London based multi-instrumentalist and producer Harlequiin (aka Rory Simmons) is no stranger to breaking a few barriers and questioning the restraints of musical genres as he breaks away from the herdwith the release of his latest single ‘Young One’ out 19th March, submerging into promises of a fiercely strong solo artist.
The pensive mystery that is ‘Young One’, an industrial sounding piece of pop-house, with elements of both FKA Twigs and Bjork, diving into a Talking Heads-esque coda where drum machines and percussion clatter over a driving kick drum as it concocts 60s dreamlike imagery with wistful laments from the wonderful vocalist Amelka May.
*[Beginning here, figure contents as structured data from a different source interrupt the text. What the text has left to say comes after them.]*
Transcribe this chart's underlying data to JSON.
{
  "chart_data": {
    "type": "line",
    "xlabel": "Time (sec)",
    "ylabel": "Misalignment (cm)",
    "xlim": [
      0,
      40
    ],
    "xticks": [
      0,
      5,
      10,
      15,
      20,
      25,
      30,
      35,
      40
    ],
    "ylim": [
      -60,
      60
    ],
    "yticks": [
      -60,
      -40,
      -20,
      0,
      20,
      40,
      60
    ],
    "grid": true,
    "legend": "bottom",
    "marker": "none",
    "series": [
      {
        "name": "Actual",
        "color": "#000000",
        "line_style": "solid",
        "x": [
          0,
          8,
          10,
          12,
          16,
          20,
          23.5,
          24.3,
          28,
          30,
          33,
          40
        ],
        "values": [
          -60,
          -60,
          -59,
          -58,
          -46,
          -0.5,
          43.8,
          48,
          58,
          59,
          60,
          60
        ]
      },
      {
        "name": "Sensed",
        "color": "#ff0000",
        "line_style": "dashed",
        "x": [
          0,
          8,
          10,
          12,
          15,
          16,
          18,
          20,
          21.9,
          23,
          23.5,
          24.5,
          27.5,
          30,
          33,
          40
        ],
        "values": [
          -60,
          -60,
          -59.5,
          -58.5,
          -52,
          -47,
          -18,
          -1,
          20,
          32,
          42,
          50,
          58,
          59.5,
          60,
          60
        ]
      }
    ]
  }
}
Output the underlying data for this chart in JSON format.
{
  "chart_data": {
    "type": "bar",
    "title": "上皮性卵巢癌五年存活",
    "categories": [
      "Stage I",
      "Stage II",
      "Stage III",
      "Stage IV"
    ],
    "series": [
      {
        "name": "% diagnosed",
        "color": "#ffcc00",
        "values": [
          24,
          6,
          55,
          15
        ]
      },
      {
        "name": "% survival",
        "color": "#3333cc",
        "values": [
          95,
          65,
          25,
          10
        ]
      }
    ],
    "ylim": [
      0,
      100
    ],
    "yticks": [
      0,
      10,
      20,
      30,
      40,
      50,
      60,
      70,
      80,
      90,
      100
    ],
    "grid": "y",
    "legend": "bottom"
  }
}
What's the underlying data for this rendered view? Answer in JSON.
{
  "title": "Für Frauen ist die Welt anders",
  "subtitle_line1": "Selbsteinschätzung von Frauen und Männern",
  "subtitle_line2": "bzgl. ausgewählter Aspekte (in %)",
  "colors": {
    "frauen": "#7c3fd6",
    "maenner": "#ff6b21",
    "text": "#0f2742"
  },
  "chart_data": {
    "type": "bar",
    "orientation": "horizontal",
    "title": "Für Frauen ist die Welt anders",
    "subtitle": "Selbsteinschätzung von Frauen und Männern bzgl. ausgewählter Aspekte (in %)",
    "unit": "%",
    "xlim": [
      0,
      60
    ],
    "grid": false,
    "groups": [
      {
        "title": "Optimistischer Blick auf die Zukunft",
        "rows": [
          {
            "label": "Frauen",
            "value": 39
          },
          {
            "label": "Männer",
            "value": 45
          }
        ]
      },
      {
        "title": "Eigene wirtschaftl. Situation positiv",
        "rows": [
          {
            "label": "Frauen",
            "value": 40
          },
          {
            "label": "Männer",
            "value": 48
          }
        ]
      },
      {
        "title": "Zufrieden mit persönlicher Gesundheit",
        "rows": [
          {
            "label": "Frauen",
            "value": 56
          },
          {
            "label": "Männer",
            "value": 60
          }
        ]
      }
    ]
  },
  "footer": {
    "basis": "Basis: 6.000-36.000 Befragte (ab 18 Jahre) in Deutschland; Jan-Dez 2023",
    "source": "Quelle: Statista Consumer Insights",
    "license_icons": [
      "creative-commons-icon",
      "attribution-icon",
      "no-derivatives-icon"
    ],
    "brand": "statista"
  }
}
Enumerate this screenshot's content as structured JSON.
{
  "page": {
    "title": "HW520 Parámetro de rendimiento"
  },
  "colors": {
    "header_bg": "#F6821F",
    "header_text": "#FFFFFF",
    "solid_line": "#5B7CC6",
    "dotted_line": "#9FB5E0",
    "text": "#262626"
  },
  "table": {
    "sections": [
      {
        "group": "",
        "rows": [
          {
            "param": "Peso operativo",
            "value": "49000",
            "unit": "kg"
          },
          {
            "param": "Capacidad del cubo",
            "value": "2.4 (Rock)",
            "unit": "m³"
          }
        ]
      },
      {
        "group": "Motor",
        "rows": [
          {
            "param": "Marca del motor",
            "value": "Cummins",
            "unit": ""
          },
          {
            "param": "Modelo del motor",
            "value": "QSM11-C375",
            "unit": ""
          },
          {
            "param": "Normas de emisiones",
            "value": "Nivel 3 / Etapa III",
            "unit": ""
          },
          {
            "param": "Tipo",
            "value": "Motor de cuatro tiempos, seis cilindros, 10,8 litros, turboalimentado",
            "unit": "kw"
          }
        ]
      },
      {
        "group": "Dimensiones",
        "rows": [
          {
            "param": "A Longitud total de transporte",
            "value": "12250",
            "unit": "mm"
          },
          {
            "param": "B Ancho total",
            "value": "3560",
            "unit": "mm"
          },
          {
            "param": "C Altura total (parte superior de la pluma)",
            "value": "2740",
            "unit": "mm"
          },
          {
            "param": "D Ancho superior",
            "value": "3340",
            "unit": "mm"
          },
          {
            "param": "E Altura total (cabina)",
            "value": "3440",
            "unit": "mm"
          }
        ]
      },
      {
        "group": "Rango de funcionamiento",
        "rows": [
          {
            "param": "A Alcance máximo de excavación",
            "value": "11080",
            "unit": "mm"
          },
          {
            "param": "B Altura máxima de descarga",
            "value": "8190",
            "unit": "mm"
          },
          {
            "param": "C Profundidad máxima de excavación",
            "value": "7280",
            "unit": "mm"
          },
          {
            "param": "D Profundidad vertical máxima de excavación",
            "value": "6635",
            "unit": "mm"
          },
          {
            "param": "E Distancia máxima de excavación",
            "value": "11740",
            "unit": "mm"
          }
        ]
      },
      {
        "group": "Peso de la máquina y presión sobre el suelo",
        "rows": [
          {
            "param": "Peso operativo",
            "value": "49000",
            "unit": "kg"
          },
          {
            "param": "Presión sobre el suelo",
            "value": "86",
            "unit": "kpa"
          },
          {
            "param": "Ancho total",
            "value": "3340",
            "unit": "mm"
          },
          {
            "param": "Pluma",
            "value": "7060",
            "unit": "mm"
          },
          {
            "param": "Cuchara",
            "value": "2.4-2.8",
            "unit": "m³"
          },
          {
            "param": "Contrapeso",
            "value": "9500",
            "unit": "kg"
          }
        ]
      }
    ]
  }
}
Rory Simmons is a multi-instrumentalist, producer and composer who has worked as a session musician alongside the likes of Blur, Jamie Cullum, Paolo Nutini, and in the last 18 months has appeared on tracks from Labrinth, Mount Kimbie and toured with the Maccabees, as well as touring worldwide as a session musician. He has released under other alter-egos, collaborated and contributed to countless tracks, albums and projects in the electronic world as well as across pop, jazz, classical and film/TV worlds. Over the last 18 months, he has produced 2 EP’s for new breakthrough act ‘Eloise’ including her acclaimed last single ‘Now He Wears White’.
He has released 2 EP’s as Harlequiin with radio play and recognition from BBC Introducing, Wonderland, Sidewalk Hustle, High Snobiety among others, with his previous single ‘Something To Believe In’ remaining in the Amazing Radio Top 40 for 4 weeks.
The third EP is one to watch out for witha twisting, restless mix of electro, brooding RnB and alternative pop. It features guest vocalists Elliot Cole, Amelka May and FiniBearman. Influenced by Kelis, MIA, Flume and Jamie Lidell, swooping guitar lines are underpinned by deep kick drums and pulsing sequencers. The mature electro-soul of Sampha and James Blake is given a fierce new energy here, quaking 808s brood under ribbons of analog-synthesizers, the wonky swing of 90’s drum machines, and the gliding reverb drenched guitars on the edges of this deep song-writing.